Der Individualist unter den SUV

ÜBERZEUGENDER AUFTRITT Das kompakte City-SUV von Peugeot bezirzt vor allem durch sein Aussehen. Doch der Allrounder fährt sich auch gut.

Schon bei der ersten Begegnung an der Pressevorstellung des neuen Peugeot 2008 in der Provence sahen wir uns veranlasst, Lorbeeren zu vergeben (AR 51/2019). Nun musste sich das SUV als Benziner-GT-Variante dem Test stellen und beweisen, dass der junge Löwe das Vorab-Lob auch verdient hatte.

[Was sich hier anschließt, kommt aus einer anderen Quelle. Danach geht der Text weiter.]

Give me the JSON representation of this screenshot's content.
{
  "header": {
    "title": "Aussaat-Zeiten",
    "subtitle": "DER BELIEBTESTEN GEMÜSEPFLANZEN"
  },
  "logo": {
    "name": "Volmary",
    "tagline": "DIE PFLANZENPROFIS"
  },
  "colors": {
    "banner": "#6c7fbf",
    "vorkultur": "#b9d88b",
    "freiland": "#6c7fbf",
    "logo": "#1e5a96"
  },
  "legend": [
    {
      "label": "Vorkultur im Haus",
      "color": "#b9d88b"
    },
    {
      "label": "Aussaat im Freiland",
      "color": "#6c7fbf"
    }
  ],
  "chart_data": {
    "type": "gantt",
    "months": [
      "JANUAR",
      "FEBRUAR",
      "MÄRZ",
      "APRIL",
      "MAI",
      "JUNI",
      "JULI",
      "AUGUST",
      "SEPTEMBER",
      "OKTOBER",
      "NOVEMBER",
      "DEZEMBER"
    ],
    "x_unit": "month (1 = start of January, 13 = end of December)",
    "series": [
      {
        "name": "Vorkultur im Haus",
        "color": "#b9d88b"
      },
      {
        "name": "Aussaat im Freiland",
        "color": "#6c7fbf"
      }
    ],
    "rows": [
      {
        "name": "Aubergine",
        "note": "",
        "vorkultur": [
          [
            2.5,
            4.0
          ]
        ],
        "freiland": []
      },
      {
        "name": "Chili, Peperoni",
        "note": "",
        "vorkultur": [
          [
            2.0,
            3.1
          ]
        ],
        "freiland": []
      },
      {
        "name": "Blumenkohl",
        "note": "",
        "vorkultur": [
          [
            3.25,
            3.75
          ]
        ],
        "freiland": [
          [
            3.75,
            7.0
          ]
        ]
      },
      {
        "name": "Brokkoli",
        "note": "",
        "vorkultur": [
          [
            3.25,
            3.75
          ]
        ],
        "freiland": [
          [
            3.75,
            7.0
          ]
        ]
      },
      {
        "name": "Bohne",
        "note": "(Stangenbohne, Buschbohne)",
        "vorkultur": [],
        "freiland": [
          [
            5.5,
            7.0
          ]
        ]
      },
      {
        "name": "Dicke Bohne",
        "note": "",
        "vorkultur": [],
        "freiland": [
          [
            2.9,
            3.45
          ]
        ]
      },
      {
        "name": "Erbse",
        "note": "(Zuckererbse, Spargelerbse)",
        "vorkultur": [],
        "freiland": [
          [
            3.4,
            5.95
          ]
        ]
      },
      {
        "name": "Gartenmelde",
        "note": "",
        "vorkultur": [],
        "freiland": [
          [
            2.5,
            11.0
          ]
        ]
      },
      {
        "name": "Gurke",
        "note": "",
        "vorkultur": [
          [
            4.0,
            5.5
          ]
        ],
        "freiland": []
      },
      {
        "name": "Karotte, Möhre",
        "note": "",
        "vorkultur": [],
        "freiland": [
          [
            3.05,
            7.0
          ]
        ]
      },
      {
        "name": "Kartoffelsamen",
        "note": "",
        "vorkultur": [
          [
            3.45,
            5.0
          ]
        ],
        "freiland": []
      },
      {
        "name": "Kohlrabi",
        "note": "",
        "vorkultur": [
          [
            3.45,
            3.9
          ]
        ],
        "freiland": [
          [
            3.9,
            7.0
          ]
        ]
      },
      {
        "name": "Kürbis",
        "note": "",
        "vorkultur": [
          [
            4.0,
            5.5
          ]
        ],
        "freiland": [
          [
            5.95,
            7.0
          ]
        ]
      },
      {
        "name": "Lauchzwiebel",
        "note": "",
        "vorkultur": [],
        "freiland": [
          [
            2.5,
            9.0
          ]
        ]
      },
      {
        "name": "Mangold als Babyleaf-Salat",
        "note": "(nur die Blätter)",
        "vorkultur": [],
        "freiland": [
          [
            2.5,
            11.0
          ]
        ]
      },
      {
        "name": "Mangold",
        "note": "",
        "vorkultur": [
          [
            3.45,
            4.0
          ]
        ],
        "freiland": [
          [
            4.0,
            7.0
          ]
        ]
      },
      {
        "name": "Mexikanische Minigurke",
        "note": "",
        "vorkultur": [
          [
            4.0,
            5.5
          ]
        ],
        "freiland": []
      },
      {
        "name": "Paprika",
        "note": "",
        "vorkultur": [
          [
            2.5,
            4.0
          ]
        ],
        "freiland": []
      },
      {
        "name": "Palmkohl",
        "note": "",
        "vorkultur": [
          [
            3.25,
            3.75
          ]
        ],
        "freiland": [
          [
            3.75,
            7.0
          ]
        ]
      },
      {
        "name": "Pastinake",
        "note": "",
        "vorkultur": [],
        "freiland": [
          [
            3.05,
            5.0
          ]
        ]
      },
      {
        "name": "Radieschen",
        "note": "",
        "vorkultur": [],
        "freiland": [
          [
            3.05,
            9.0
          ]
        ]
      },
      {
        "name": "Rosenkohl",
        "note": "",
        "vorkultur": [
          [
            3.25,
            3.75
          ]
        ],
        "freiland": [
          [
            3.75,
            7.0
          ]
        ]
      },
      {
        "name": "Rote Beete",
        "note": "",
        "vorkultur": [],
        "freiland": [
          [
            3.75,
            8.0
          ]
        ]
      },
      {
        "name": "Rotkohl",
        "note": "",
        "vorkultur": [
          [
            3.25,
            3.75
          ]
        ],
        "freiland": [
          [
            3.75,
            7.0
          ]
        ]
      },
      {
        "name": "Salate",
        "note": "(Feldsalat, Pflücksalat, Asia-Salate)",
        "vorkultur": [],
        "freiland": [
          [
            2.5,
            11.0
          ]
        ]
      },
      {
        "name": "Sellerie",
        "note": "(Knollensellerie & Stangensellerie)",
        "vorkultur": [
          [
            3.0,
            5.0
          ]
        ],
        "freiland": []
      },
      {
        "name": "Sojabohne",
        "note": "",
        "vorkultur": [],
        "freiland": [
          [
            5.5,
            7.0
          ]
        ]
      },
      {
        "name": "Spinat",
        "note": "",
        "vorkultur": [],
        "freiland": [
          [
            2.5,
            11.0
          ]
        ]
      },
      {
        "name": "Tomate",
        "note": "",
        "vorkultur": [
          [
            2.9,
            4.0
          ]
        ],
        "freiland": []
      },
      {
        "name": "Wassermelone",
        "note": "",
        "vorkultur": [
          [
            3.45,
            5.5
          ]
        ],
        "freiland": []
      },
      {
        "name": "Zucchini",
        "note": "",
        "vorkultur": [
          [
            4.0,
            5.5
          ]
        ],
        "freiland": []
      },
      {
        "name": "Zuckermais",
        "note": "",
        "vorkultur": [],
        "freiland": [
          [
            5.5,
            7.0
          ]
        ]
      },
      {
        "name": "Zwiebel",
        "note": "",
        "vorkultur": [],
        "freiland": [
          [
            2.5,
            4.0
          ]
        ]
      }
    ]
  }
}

Die herbstlich anmutende Testwagen-Lackierung Orange-Fusion, so erklärte eine Kollegin, entspreche dem aktuellen Ethno-Modefarbentrend – klar, der Peugeot ist ein Franzose, und als solcher gibt er schliesslich Modetrends vor. Natürlich ist die Farbe eine Äusserlichkeit, die weniger ausschlaggebend und reine Geschmackssache ist. Knalligblau wäre er auch hübsch. Anders ausgedrückt: Hauptsache, farbig.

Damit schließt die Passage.